这种子品牌间的相互辗轧,在大盘还在增长的年代里可以美其名曰“内部赛马”,用冗余的团队去覆盖更多的人群,拿下更多的市占率。但如今全球手机大盘连续缩水,供应链元器件一天一个价,利润空间被极限压缩。
于是,“三个儿子打天下”的诸侯模式,必须向集团“一盘棋”的铁腕统治妥协。既然要过紧日子,就绝不允许两个团队在同一个战壕里互相浪费弹药。
这也就是为什么,这次组织架构调整要把产品定义权全部收归到一加的手里。集团的意思很明确:必须重新划定目标市场的边界,不能再这么糊涂地打下去了。
不过,两个子品牌的融合必然会有一方占据优势,而刘作虎亲手捧出的一加,显然更受这位OPPO掌舵人的偏爱,只不过苦的就是realme了。
1月7日,据界面新闻报道,有知情人士爆料称,今年realme将发布的GT8系列机型是在中国区的最后尝试,若未达预期,品牌或将退出中国市场。
到了3月底,realme各部门已开始分批搬入OPPO滨海湾总部。自4月1日起,realme中国区售后服务全面接入OPPO服务网络,真我社区也逐步停止运营,内容和用户互动迁移至OPPO商城圈子。
从社区到商城再到服务,realme的“独立身份”正在被一层层地剥离。 而当研发团队被集团收回、产品线由一加系人马掌控之后,realme这个品牌虽名义上保留,但其独立的“灵魂”已所剩无几。
形成鲜明对比的是,一加不仅产品线由自家人李杰把控、直接对刘作虎汇报,品牌也保持了更高的独立性和话语权。
合并只是故事的开始,不是结束。对于realme而言,如何在资源大幅收归集团后守住品牌的差异化调性,不让用户感到“泯然众人”,将是徐起和王伟们面前的一道难题。对于一加而言,这次调整在集团层面获得更集中的资源倾斜,同时又少了一个内部竞争对手的牵制。

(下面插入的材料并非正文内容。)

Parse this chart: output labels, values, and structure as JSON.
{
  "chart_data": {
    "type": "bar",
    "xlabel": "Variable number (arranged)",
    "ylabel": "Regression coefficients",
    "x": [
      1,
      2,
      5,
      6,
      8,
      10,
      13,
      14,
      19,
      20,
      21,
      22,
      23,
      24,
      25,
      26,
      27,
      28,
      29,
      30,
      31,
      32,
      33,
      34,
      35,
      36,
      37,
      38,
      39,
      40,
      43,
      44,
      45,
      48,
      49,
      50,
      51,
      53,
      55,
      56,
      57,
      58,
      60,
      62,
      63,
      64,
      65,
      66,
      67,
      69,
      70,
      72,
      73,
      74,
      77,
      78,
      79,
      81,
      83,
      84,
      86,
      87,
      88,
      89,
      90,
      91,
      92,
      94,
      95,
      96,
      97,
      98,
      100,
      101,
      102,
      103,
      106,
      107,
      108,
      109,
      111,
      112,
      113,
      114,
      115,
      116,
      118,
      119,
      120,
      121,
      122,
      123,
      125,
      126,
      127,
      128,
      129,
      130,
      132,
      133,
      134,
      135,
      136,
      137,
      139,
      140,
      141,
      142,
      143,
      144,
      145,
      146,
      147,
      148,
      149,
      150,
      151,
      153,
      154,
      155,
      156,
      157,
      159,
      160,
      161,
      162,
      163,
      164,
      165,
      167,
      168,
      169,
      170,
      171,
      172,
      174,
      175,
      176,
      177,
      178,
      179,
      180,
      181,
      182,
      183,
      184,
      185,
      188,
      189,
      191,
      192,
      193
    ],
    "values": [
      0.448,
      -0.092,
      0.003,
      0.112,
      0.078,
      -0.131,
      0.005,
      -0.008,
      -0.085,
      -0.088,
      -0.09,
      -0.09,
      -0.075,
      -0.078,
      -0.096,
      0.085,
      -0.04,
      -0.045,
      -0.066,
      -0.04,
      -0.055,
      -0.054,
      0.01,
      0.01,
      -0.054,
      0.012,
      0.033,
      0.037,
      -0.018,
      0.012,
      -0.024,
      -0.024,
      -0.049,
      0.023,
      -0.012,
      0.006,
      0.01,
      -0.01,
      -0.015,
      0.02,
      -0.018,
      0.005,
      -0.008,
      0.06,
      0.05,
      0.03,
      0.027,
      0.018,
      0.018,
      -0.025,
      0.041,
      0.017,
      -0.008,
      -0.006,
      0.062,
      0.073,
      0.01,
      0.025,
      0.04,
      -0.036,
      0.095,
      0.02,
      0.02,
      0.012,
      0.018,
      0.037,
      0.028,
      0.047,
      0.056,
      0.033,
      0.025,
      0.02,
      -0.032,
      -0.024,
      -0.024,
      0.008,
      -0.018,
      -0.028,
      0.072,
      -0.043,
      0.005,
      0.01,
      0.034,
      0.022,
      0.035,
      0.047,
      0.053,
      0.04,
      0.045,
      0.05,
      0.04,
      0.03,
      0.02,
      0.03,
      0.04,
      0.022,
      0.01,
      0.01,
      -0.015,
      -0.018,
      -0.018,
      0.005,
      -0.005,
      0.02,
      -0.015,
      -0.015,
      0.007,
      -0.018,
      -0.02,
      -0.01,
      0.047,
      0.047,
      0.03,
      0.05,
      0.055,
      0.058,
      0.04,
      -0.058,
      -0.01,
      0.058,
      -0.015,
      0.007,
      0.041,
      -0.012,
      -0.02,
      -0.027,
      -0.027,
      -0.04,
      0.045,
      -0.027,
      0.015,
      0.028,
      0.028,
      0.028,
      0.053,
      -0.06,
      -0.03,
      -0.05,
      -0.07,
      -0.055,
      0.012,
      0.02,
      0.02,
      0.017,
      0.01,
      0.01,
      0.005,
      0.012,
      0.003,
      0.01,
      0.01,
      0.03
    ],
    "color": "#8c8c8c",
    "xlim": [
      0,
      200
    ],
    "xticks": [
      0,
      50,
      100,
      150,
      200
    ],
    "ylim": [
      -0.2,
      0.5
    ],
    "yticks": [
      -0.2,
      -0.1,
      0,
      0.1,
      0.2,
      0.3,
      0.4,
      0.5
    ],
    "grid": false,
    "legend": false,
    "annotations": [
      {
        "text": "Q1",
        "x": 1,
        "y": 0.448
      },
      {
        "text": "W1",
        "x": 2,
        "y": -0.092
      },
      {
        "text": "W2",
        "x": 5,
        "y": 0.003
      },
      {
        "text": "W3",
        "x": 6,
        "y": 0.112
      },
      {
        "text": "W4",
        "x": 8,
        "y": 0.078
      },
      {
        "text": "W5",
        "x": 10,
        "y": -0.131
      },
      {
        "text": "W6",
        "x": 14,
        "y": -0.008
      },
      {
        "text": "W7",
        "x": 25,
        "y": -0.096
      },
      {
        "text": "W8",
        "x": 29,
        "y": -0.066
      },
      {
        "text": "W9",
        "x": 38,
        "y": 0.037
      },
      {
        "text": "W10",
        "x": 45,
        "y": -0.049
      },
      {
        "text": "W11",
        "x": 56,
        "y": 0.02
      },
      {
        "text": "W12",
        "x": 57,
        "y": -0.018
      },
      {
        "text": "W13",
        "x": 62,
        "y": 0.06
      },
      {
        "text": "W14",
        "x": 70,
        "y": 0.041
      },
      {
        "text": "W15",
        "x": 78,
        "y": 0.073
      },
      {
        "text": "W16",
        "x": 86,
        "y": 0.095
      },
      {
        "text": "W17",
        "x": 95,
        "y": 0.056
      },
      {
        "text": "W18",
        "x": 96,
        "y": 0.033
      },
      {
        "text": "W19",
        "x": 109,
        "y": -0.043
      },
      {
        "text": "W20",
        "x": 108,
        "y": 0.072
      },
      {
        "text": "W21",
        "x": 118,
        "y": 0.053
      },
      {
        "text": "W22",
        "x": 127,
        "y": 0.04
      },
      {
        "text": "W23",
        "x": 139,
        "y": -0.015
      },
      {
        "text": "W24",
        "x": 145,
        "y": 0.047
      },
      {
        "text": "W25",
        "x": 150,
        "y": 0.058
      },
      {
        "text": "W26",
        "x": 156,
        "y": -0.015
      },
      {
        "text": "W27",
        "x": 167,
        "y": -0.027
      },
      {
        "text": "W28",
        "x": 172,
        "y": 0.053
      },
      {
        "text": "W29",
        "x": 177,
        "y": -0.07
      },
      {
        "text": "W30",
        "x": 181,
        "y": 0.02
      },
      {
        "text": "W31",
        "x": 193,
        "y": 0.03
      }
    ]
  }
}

但商业世界的讽刺之处在于,被偏爱者往往也背负着被偏爱者的责任。一加能不能扛起两个子品牌产品线统筹的重任?李杰由单一品牌操盘变成双线作战,能否避免顾此失彼?这些都还需要市场来验证。
03写在最后
这次组织架构调整,不乏有人解读为“削藩”——收回权力、拆散架构、稀释自主性。但如果站在OPPO集团的商业理性角度观察,这更像是一次资源重整。
华为回归对手机品牌的挤压效应,小米在高端市场持续发力,vivo依托影像长板开辟差异化路线,整个行业对效率的追求已经大过了对多元化的容忍。
realme回归集团、研发能力统一调配,有助于提升整体资源配置效率。让一加接住“技术和质感”的高端牌,更符合当下OPPO在高端市场持续发力的战略逻辑。
只不过,在这套逻辑运转的核心位置上,站着的是一加的人。这大概就是一切解释的起点。
比起realme,刘作虎确实更偏爱一加。 而在这场组织架构调整之前和之后,这句话成立的理由,甚至没有多大的变化。